Hanna Skandera “served as the deputy commissioner of education under (Florida) Governor Jeb Bush, where she promoted and implemented middle and high school reforms that instituted greater accountability, incentives for high performance and the end of social promotion,” a news release from Martinez’s transition team states.
“As a result of the education reforms put in place in Florida, reading scores improved dramatically across ethnic groups, with Hispanic students outperforming all students in 31 other states,” the release states.
Skandera has also served as a senior policy advisor for the U.S. Department of Education and undersecretary for education for the State of California.

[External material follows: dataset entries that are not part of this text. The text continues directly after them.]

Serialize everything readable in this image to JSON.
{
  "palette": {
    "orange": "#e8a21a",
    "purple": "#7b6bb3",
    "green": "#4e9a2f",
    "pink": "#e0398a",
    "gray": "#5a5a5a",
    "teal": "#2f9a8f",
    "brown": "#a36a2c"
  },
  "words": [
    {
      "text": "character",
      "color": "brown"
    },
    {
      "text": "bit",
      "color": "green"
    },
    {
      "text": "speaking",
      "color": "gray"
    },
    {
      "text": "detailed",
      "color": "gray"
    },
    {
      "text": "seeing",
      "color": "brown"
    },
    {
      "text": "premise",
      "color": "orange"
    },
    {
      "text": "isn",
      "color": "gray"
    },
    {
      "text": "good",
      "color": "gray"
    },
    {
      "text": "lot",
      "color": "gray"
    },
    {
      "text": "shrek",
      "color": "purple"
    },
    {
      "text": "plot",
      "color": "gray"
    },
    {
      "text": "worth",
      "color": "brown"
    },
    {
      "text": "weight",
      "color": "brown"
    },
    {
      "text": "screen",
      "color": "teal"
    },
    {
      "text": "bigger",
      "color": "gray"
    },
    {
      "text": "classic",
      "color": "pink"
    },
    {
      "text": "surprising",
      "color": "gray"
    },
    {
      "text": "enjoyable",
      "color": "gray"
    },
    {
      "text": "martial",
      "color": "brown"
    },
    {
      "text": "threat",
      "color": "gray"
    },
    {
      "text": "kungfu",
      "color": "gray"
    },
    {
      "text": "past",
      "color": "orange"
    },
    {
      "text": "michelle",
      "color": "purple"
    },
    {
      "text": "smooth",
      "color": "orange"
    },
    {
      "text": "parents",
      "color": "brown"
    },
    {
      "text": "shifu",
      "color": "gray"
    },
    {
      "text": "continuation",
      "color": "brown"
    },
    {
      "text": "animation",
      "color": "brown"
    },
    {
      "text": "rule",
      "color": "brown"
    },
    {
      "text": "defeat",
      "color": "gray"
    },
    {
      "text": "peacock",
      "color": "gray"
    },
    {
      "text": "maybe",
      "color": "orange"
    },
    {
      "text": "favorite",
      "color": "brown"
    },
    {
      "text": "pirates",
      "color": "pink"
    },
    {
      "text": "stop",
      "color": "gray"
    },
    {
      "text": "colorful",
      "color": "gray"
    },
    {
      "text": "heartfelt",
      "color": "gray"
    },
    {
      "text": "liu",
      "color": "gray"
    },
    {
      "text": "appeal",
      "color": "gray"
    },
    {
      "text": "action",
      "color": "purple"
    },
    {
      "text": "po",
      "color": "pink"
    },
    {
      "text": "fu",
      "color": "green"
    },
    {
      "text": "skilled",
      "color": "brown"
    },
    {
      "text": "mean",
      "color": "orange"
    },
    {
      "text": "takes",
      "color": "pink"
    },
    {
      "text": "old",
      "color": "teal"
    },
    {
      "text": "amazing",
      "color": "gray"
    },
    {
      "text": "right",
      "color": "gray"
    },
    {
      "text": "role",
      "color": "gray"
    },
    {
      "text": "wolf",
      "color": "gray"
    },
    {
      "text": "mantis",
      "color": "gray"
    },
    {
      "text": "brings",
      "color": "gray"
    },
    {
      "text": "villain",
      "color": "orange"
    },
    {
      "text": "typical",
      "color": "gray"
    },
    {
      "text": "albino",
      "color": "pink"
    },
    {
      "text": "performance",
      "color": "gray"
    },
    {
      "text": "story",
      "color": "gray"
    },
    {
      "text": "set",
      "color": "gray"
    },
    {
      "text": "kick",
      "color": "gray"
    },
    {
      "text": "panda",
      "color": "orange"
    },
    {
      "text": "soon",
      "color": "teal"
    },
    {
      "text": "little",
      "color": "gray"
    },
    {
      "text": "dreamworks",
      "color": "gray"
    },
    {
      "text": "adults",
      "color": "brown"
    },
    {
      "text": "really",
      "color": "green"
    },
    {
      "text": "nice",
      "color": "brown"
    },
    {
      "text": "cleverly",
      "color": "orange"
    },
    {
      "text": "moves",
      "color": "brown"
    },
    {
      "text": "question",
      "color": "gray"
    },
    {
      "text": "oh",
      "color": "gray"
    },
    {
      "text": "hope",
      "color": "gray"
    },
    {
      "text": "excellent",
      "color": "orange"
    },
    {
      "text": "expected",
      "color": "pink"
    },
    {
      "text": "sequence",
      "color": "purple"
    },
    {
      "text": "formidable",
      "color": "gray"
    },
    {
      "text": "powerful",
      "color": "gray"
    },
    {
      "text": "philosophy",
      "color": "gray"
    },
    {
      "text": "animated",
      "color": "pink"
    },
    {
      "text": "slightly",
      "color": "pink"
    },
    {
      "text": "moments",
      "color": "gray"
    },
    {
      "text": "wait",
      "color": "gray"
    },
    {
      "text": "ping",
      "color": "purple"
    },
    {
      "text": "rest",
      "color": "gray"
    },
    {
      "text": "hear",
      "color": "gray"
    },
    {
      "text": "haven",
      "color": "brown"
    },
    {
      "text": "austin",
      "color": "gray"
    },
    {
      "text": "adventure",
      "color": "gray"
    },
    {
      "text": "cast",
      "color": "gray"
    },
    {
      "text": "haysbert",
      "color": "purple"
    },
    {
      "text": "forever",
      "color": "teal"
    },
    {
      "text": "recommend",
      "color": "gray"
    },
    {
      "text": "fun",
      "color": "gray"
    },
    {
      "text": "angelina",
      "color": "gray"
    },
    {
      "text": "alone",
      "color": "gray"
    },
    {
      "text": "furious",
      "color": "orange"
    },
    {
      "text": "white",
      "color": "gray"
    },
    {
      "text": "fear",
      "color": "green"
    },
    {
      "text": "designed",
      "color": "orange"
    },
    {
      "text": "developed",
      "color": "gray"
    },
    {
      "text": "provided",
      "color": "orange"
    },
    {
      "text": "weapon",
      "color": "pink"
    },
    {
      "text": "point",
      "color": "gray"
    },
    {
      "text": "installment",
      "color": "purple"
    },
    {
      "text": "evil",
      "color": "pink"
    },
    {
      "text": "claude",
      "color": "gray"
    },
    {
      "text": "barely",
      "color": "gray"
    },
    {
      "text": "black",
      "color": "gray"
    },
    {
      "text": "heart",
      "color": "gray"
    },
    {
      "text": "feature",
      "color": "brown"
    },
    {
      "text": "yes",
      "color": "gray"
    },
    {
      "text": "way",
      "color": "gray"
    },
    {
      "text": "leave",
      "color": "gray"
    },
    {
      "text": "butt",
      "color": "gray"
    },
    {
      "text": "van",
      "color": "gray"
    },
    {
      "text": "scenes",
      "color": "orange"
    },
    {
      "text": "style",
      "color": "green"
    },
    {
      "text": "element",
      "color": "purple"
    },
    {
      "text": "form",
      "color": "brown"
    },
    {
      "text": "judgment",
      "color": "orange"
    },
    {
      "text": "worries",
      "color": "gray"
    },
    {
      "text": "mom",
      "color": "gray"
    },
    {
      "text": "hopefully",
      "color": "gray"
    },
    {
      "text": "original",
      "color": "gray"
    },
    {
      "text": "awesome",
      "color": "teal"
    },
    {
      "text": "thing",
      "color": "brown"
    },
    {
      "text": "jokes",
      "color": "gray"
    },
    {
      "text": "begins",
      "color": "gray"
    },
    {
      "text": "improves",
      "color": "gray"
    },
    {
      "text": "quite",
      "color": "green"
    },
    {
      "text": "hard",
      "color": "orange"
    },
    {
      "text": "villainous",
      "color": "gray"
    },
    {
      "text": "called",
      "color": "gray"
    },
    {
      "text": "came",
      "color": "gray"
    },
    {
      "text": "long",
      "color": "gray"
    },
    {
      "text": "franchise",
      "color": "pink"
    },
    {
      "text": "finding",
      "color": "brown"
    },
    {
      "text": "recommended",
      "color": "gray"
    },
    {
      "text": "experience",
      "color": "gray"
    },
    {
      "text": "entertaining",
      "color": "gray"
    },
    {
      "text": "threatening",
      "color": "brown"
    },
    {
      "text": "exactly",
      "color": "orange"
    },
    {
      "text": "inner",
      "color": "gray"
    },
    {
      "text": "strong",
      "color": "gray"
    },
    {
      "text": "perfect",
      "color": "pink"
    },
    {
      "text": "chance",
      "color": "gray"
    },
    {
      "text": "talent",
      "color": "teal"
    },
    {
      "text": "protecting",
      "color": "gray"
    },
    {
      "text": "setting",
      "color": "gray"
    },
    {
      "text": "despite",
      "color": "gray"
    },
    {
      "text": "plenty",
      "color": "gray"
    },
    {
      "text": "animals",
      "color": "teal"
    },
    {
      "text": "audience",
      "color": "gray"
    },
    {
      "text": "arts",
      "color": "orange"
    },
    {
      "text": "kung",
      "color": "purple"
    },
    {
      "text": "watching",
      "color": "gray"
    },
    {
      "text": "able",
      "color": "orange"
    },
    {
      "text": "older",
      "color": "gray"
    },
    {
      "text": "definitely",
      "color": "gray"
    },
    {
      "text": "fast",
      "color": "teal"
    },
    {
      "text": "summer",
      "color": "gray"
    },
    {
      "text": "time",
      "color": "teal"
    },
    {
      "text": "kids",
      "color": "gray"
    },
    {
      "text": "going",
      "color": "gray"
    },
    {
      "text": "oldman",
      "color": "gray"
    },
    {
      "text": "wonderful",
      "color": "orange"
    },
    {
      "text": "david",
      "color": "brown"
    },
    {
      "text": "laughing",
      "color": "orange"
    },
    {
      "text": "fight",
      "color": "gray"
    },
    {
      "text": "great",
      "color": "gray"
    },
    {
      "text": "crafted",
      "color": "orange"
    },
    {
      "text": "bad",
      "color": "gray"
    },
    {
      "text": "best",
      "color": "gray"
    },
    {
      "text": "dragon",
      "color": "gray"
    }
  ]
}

“Hanna is a proven reformer who has successfully implemented education innovations and achievement-based reforms for two of our nation’s governors,” Martinez said in a news release. “She shares my belief that we must focus on implementing reforms that improve student achievement here in New Mexico, rather than simply throwing more money at a failed system.”
Skandera said Martinez has directed her “to reform a system that has failed young New Mexicans, and we will do so by raising standards, rewarding excellence and re-focusing our attention on classroom achievement.”
“The foundation for these bold changes is an approach to education that puts students first,” she said.
Update, 3:45 p.m.
Martinez’s team sent this statement from Bush:
“Hanna is a passionate, effective advocate for improving student achievement. Her vast academic, government and professional experience in education makes her an incredible asset to New Mexico as they work to improve student outcomes.”
Update, 4:15 p.m.
Think New Mexico’s Fred Nathan was quick to praise the selection of Skandera.
“Governor Elect Susana Martinez deserves an A+ for choosing Hanna Skandera as PED secretary,” he said. “Skandera is a true education reformer and a data-driven proponent of smaller schools. Her selection is especially good news for public school children and their parents seeking smaller learning environments.”
Think New Mexico is advocating for smaller schools, and Nathan pointed to an article co-authored by Skandera that does the same.